É nesse cenário mais frio, quase que como um olhar de fora – não nos esqueçamos que o diretor é inglês – que “12 Anos de Escravidão” brilha. A obra esbanja realismo e credibilidade. Por isso, esqueça aquela visão do negro coitadinho, do fazendeiro carrasco e da saudade da África. Esqueça também os negros condescendentes de “E o Vento Levou…”, ou cômicos de “Django Livre”, ou tristinhos da série “Raízes”. Esqueça também todas as palavras e discursos de “Lincoln”. Estamos diante de uma história de injustiça. De um triste passado da humanidade. De chicotes rasgando as costas de seres humanos. De pessoas acorrentadas como animais. Separadas de suas famílias. Tratadas como cavalos. Sem dó. Sem piedade.
Aqui, temos bons personagens construídos com menos estereótipos e mais profundidade. O principal, por exemplo, não é um herói, mas apenas um cara comum. Um pai de família. Os fazendeiros, variam ao longo do filme: há o de bom coração mas que é incapaz de lutar contra a sociedade, há o que sente tesão pela escrava, o que enxerga os negros como animais, o que vê os escravos como bens que devem ser cuidados, e por aí vai.
Nesse meio tempo, Michael Fassbender, Paul Giamatti, Brad Pitt, Benedict Cumberbatch, Alfre Woodard, Sarah Paulson e Paul Dano desfilam na tela, quase todos com interpretações inspiradas – talvez Pitt seja o mais sem graça, até por ter escolhido o personagem mais raso. E temos Lupita N’yongo, com uma carga dramática necessária e de se aplaudir de pé.
O tapa na cara é tão pesado que a culpa vem em toneladas quando o filme termina. Culpa por séculos de podridão.

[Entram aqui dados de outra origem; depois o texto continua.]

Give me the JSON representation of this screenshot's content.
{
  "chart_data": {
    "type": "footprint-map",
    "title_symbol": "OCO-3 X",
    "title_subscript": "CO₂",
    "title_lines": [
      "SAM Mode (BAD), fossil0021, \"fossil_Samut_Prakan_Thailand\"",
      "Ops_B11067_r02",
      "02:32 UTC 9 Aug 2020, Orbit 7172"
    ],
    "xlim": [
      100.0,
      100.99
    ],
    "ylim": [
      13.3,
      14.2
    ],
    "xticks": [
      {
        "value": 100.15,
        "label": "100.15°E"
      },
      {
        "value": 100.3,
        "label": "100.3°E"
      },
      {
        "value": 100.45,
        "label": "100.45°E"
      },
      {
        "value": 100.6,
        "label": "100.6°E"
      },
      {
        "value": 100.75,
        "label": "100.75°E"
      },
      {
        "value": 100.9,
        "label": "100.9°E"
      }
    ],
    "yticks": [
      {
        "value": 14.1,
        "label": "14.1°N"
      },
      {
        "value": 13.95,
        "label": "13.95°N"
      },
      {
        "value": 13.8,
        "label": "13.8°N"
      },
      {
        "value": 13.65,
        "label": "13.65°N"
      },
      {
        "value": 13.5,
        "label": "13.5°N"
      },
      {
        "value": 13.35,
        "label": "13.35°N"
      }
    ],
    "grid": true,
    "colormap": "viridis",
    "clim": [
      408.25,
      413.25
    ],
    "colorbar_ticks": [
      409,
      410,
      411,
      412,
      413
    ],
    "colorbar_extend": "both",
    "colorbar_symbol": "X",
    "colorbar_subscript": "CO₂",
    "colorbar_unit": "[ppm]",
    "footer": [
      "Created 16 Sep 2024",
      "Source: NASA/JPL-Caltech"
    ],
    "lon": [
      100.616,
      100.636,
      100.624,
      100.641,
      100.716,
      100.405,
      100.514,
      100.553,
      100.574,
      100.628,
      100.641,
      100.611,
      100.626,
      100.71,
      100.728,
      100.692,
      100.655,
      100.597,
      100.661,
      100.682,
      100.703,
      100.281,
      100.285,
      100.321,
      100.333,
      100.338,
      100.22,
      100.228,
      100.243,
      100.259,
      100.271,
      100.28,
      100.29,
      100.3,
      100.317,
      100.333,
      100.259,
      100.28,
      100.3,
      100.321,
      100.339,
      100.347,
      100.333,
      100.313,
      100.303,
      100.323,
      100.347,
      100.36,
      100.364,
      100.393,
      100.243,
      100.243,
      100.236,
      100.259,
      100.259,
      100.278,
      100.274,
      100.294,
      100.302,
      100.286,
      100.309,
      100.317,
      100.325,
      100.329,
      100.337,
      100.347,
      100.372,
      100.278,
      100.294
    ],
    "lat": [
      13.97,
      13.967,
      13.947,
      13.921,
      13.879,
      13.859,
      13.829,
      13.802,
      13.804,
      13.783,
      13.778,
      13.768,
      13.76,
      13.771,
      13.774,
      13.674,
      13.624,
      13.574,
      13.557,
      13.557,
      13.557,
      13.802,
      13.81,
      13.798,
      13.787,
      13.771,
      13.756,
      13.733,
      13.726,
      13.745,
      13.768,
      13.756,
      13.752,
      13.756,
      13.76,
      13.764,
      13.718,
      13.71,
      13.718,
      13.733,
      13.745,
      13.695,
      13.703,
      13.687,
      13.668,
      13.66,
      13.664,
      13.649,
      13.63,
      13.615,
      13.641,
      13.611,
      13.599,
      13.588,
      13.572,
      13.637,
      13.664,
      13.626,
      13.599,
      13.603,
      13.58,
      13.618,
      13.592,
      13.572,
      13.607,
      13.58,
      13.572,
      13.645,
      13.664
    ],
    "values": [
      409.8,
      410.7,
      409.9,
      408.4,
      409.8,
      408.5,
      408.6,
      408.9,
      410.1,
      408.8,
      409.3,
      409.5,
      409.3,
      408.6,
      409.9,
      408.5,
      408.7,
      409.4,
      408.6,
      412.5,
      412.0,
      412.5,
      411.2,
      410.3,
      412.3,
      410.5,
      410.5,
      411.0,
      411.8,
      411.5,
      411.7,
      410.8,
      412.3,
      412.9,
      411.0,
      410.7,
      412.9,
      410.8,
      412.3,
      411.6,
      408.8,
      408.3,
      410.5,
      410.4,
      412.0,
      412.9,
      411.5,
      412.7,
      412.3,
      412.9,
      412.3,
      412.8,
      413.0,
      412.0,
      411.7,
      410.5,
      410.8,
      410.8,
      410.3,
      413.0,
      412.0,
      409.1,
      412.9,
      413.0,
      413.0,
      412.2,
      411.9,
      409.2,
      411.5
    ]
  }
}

Culpa pela ganância do homem. Culpa pela passividade da sociedade. Culpa para todos os lados.
Fomos inundados nas últimas décadas por uma montanha de livros, filmes, séries e outras produções culturais que martelam as injustiças e o ódio produzidos pelo Holocausto. Nada mais justo. Mas pouco vemos sobre a escravidão, que matou muito mais gente e por muito mais tempo (e, vale lembrar, ainda existe pelo mundo e pelo Brasil em pleno ano de 2014).
Um país como o Brasil precisava de um grande museu sobre o tema. Precisava nos esfregar na cara o tempo todo a dívida que temos com os negros. Precisava ensinar direito na escola, com vergonha. O Dia da Consciência Negra foi um bom começo, depois de mais de um século de esquecimento e limpeza para debaixo do tapete (Leia sobre cotas aqui).
Note que em nenhum momento falei em preconceito. Este não é o assunto do filme. “12 Anos de Escravidão” é sobre injustiça e um passado deprimente da raça humana – e que produz ecos até hoje em nossa sociedade.
Mesmo achando que “Gravidade” foi o grande filme de 2013, por ser um marco do entretenimento e da indústria técnica do cinema, fico muito feliz que ele tenha perdido o Oscar de Melhor Filme para “12 Anos de Escravidão”. Esta sim é uma obra profunda, importante e relevante não só ao cinema, mas à nossa sociedade e, principalmente, à nossa civilização. Quando a arte atinge algo tão abrangente assim, só nos resta aplaudir por alguns minutos e depois refletir pelo resto de nossas vidas.
“12 Anos de Escravidão” é dos filmes mais necessários, perturbadores, emocionantes e viscerais que eu já vi. Veja você também.